I don't know that it's super intuitive to have to have an explicit free
in the driver - you could equally expect that having registered the
thing allocated with the core's custom allocation function with the core
that the core is now taking ownership of it (which is how SPI devices as
opposed to controllers work). That's what makes me lean towards just
doing separate allocations, there's no possibility of expectations about
transferring ownership. If it's *always* done with devm it kind of gets
hidden though so perhaps it's not so bad and my concern goes away...
> There are three drivers which call spi_alloc_master() with a size of zero
> for the private data. In these three cases it is fine to free the
> spi_controller struct upon spi_unregister_controller(). So these drivers
> can continue to use spi_alloc_master(). All other drivers could be
> changed to use the new devm_spi_alloc_master(), or I could scrutinize
> each of them and convert to the new function only if necessary.
It's only things that explicitly unregister the controller (rather than
using devm) that are going to be affected here, that's a *much* smaller
subset.
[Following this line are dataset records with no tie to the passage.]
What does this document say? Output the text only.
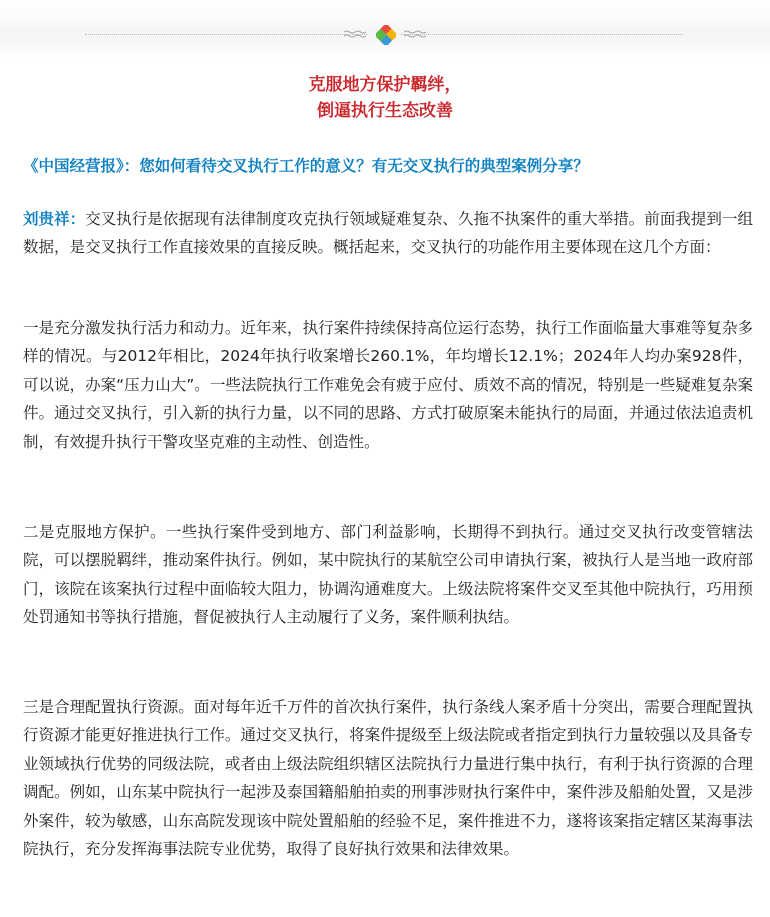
克服地方保护羁绊，
倒逼执行生态改善

《中国经营报》：您如何看待交叉执行工作的意义？有无交叉执行的典型案例分享？

刘贵祥：交叉执行是依据现有法律制度攻克执行领域疑难复杂、久拖不执案件的重大举措。前面我提到一组数据，是交叉执行工作直接效果的直接反映。概括起来，交叉执行的功能作用主要体现在这几个方面：

一是充分激发执行活力和动力。近年来，执行案件持续保持高位运行态势，执行工作面临量大事难等复杂多样的情况。与2012年相比，2024年执行收案增长260.1%，年均增长12.1%；2024年人均办案928件，可以说，办案“压力山大”。一些法院执行工作难免会有疲于应付、质效不高的情况，特别是一些疑难复杂案件。通过交叉执行，引入新的执行力量，以不同的思路、方式打破原案未能执行的局面，并通过依法追责机制，有效提升执行干警攻坚克难的主动性、创造性。

二是克服地方保护。一些执行案件受到地方、部门利益影响，长期得不到执行。通过交叉执行改变管辖法院，可以摆脱羁绊，推动案件执行。例如，某中院执行的某航空公司申请执行案，被执行人是当地一政府部门，该院在该案执行过程中面临较大阻力，协调沟通难度大。上级法院将案件交叉至其他中院执行，巧用预处罚通知书等执行措施，督促被执行人主动履行了义务，案件顺利执结。

三是合理配置执行资源。面对每年近千万件的首次执行案件，执行条线人案矛盾十分突出，需要合理配置执行资源才能更好推进执行工作。通过交叉执行，将案件提级至上级法院或者指定到执行力量较强以及具备专业领域执行优势的同级法院，或者由上级法院组织辖区法院执行力量进行集中执行，有利于执行资源的合理调配。例如，山东某中院执行一起涉及泰国籍船舶拍卖的刑事涉财执行案件中，案件涉及船舶处置，又是涉外案件，较为敏感，山东高院发现该中院处置船舶的经验不足，案件推进不力，遂将该案指定辖区某海事法院执行，充分发挥海事法院专业优势，取得了良好执行效果和法律效果。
Everything else will be done with driver specific code and
hence private data usage before the controler goes away, though it looks
like a bunch (though not all) of them have other issues and are using
devm when they shouldn't. That's a separate problem which ought to be
fixed anyway though. The removal paths aren't exactly heavily stressed,
especially not under load.
In any case for your proposal your plan makes sense, I mostly just want
to avoid ending up with people getting confused in the other direction
and introducing another set of bugs.